For an example of being not so thrilled at actually getting that vague wish, we have our old friend Luke Skywalker from Star Wars. He wants off his uncle's farm to go to some space academy, and he's so captivated by the idea of space battles that (in scenes deleted from the final film) he's become like the boy who cried wolf, so when he actually sees a space battle happening over his home world, no one will even look because they assume he's imagined it. This is a kid you know spends a lot of time imagining himself as a dashing space pilot doing battle against the evil Empire. And yet when Obi Wan asks him to come with him to help rescue the princess, which sounds like exactly what he's been wanting to do, he makes excuses for why he can't leave the farm -- he has responsibilities (those same responsibilities he was previously trying to shirk). We don't really get into his head to know why he resists, but one good reason may be that it's dangerous. He could get killed. There's also the possibility that he won't be as good in reality as he is in his dreams. Plus, it's not quite the same thing he was planning -- he wanted to go to the academy, taking it gradually, but Obi Wan wants him to jump in head-first. It's actually circumstances that force his hand. When his uncle and aunt are killed, he has no more excuses. Then he accepts the goal to rescue the princess, which later turns into the goal to destroy the Death Star.

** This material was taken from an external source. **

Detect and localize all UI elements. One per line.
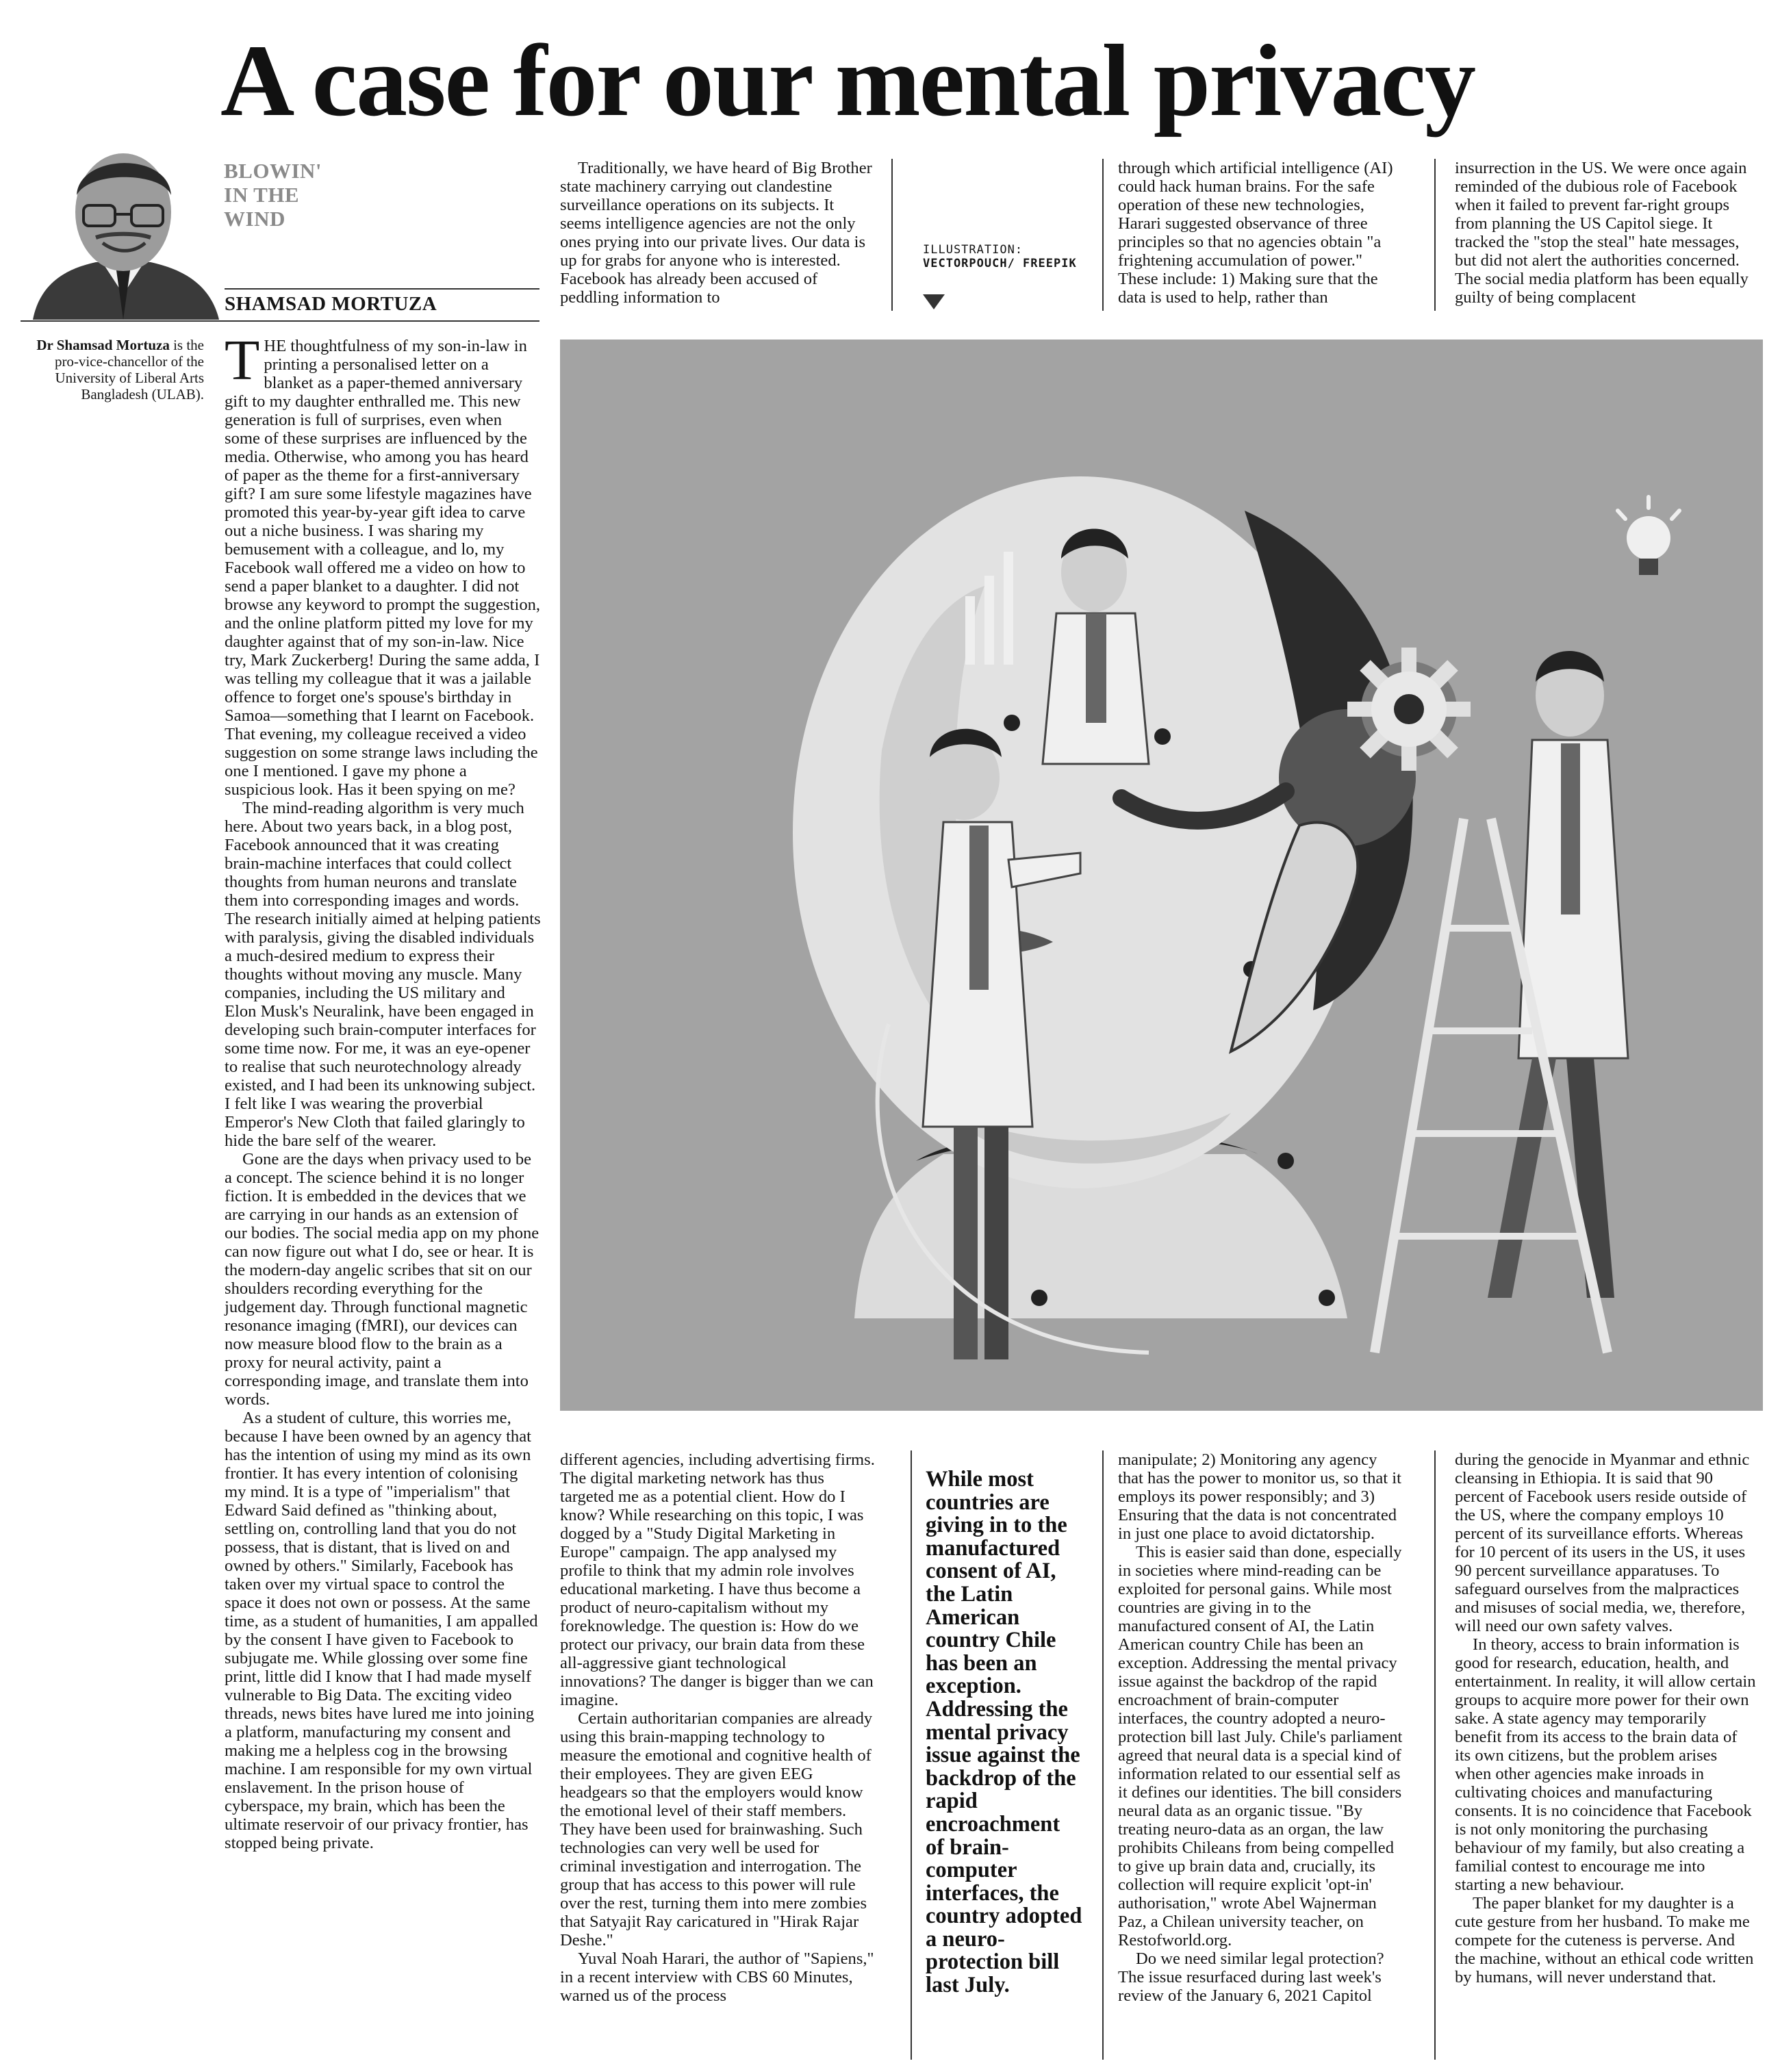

Going a bit meta here, the same thing applies to writing. When you're an author, it seems like half the people you meet say they've always wanted to write a book or that they will write a book someday. Very few people actually do so. Even fewer finish it. Fewer than that take steps toward publication. For most people, it remains a wish or a dream -- they think about being a writer, maybe even imagine having booksignings or being on TV talk shows. In order to actually get a book published, you have to turn it into a goal and develop a plan. You have to write. You have to learn about your craft, whether from trial and error, from taking classes or from reading books about writing. You have to be willing to rewrite and revise. You have to take the risk of failure in submitting a book for publication or in putting a book out there electronically. While you're just dreaming, you can imagine being wildly successful. When you do it, there's always that chance that it won't work, which does sort of dampen the dream. Still, what's better, knowing you tried or never moving beyond a wish?